Je pense donc où suis-je ?
Vous n'y aviez probablement pas encore songé mais le confinement peut être l'expérience des confins et de la fin des confins.
Dans son nouvel essai, Où suis-je ? Leçons du confinement à l'usage des terrestres, la thèse du philosophe et sociologue des sciences Bruno Latour est simple : le confinement, si l'on en tire toutes les conséquences - que l'auteur déroule pour nous à partir d'une passionnante relecture de la Métamophose de Kafka et du devenir-termite de l'être humain -, peut nous libérer. Il nous délivre d'un certain modèle de développement d'espèce et d'une manière de vivre sur terre, et non pas avec Terre (ou ce que Latour, reprenant le mot de Lovelock et Margulis, a ailleurs appelé Gaïa). "D'un côté, la liberté est brimée par le confinement, de l'autre, nous nous libérons enfin de l'infini."
Notre affaire s'est construite dans l'histoire humaine en trois temps (en réalité 2 + 1 programmatique) :
a) Tout d'abord la religion - prémoderne - a séparé le monde en deux, entre une couche matérielle, où nous vivons et souffrons, et une couche "spirituelle" supérieure où nous sommes destinés à vivre heureux si nous agissons comme il convient. "Fin apparemment du confinement : enfin une porte de sortie - du moins pour les morts roulés dans leur linceul."
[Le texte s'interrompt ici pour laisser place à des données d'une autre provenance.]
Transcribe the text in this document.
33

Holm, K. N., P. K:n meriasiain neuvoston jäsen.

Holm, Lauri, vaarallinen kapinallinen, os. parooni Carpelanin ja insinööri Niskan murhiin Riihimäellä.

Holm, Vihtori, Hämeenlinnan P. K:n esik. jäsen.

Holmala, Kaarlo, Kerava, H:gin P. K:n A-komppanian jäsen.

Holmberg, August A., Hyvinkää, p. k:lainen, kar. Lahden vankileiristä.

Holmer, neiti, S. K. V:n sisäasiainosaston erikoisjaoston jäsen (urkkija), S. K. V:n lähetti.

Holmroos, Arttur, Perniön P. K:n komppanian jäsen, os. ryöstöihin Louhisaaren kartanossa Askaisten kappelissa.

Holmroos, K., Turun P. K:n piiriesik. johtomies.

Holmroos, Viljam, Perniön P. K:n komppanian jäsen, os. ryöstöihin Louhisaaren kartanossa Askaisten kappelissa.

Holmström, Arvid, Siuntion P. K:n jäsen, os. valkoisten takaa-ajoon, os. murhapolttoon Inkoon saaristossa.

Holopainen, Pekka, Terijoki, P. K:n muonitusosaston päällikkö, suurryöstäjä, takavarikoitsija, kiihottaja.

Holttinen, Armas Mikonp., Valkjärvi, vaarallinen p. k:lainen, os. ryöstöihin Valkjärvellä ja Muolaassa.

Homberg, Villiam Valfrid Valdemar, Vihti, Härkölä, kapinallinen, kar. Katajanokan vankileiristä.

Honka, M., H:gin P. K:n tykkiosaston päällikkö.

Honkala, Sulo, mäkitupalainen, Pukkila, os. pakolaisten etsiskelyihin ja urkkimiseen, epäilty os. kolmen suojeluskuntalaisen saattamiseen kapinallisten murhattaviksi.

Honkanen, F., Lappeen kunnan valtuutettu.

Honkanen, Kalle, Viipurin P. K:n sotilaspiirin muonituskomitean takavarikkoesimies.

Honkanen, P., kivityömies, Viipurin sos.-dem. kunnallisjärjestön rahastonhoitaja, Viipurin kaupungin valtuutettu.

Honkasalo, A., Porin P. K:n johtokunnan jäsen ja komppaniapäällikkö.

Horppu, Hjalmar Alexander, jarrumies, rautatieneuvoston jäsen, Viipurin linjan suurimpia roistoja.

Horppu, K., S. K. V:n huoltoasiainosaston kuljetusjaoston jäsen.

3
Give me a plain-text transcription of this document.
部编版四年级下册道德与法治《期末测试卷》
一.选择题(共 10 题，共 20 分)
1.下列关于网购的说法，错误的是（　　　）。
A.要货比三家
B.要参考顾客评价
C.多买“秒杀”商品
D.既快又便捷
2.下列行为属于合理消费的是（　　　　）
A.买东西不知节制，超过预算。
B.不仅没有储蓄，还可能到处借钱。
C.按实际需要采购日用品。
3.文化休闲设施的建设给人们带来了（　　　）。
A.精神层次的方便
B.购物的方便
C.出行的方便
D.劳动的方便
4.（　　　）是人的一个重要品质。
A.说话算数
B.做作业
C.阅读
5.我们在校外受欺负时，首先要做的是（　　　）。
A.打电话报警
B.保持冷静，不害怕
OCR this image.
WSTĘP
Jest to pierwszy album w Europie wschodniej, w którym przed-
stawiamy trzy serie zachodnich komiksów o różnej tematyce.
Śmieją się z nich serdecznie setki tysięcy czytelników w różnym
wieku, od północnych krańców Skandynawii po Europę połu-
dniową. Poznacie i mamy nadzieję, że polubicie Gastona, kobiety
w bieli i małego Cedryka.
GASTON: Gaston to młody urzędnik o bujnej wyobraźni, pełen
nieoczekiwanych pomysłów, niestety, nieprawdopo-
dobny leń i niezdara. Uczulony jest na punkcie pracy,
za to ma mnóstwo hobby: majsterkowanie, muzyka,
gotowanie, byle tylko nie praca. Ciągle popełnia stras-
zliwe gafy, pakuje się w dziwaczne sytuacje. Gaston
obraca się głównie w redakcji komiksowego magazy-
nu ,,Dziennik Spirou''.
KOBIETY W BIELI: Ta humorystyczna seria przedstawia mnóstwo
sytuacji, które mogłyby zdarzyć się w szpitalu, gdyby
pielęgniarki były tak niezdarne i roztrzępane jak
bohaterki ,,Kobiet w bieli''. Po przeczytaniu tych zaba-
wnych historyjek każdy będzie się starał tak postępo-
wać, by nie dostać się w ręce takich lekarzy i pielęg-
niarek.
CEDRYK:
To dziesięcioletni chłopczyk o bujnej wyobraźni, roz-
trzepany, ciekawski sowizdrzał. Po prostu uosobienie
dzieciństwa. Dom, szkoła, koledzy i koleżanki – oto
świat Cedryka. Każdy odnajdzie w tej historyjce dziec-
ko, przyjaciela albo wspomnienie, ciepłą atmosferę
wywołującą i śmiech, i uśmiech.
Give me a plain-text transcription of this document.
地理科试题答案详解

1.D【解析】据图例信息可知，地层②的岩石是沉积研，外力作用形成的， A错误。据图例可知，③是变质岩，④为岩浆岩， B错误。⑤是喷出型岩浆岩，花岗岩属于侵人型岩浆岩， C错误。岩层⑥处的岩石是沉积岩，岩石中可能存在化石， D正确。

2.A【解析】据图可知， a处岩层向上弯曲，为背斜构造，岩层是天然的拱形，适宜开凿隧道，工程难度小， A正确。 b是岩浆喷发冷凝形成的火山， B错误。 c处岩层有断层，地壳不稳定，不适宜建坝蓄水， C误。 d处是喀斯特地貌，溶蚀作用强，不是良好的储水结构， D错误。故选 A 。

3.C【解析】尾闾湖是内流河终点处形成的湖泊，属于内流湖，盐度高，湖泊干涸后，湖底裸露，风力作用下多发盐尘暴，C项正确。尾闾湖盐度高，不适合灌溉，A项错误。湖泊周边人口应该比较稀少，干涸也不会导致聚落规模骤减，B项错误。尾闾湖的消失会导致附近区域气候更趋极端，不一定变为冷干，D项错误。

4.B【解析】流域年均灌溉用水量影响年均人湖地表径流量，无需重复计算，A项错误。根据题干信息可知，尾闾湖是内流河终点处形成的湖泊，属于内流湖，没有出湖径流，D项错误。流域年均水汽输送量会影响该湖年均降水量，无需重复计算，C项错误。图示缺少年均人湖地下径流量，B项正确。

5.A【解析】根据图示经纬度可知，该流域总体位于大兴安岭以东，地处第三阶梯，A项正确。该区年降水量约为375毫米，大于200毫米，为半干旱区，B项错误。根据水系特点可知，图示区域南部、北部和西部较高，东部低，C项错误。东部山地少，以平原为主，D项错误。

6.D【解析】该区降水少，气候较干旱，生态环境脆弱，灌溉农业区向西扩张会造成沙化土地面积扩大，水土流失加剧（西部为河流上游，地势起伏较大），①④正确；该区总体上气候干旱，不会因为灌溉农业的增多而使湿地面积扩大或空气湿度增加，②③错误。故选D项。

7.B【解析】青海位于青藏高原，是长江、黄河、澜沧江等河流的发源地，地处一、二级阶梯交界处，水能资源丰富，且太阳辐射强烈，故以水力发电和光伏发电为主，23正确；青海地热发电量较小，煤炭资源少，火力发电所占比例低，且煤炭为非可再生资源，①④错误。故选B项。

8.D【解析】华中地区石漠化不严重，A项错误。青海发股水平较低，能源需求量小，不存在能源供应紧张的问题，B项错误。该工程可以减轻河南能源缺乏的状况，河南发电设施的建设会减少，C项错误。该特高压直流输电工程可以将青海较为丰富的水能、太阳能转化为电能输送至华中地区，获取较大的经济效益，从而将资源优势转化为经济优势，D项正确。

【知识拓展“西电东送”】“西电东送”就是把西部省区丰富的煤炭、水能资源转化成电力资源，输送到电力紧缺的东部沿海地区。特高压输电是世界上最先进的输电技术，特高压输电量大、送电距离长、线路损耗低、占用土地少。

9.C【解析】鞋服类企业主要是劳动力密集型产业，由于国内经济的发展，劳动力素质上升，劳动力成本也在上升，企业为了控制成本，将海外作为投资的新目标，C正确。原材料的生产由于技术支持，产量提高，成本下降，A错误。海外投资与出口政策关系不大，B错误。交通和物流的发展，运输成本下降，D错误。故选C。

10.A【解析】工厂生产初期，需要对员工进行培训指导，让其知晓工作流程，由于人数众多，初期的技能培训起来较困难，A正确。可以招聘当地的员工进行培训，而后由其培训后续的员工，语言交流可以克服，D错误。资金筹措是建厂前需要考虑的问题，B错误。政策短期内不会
b) La modernité a ensuite laïcisé, sécularisé cet ordre des jours. On a rematérialisé le monde spirituel, c'est le progrès, l'abondance promise par l'économie ; le définitif devenait empirique. Mais en faisant cela, le confinement des êtres humains est devenu pire car les modernes ont dans ce monde rendu impossible notre '"aterrissage" : "Si l'appel du paradis empêchait les peuples d'agir, l'impossible réalisation du paradis sur terre a fini par paralyser toutes les formes d'action 'pour s'en sortir'."

c) C'est là qu'intervient le confinement en ce qu'il nous invite (on connaît ce leitmotiv latourien) à remettre en cause les oppositions modernes binaires entre nature et culture, animaux et humains, sujet et objet, et ainsi de suite, par quoi il croise le chemin de la nouvelle urgence climatique et des manières dont nous pouvons espérer y répondre en nous tournant vers une pensée non moderne. Le confinement nous a appris que le monde de l'économie, qui a dirigé nos vies pendant des siècles et menace de continuer à le faire, est "un monde que personne n'avait jamais habité". C'est précisément cette économie, ou "Economie", que le confinement discrédite en disqualifiant les frontières au profit d'une expérience des enchevêtrement continués entre les terrestres (qui est celle des êtres sur Terre), où tout touche à tout, tout se poursuit dans tout, tout est ouvert à tout, "tout est vivant". L'Economie fonctionne comme la Nature des naturalistes (qui est tout autant une invention) ; au contraire l'écologie est "ce que devient l'Economie quand la description reprend". En nous sortant de notre égoïsme (entretenu par l'Economie et la croyance dans les lois de la Nature), le confinement nous invite à "nous égailler dans toutes les directions". "Si l'oxygène que je respire provient des bactéries, les poumons qui le respirent proviennent de ces lignées immensément longues qui s'en sont saisies comme d'une chance. Et moi, c'est la chance que j'ai de surfer quelque temps sur cette vague immense que je désigne comme 'mon corps'." Pour le dire autrement : je ne suis plus un point spatial (comme le voulait Descartes), localisé, mais je suis un pli leibnizien, non plus une "ligne de fuite" (comme dans la perspective des sujets de la peinture), mais une "ligne de vie".
On peut discuter à de nombreux endroits le dernier livre de Latour, et c'est tant mieux, il n'en reste pas moins une étape importante pour nous enseigner comment tirer des leçons utiles et joyeuses de la crise sanitaire que nous continuons de traverser.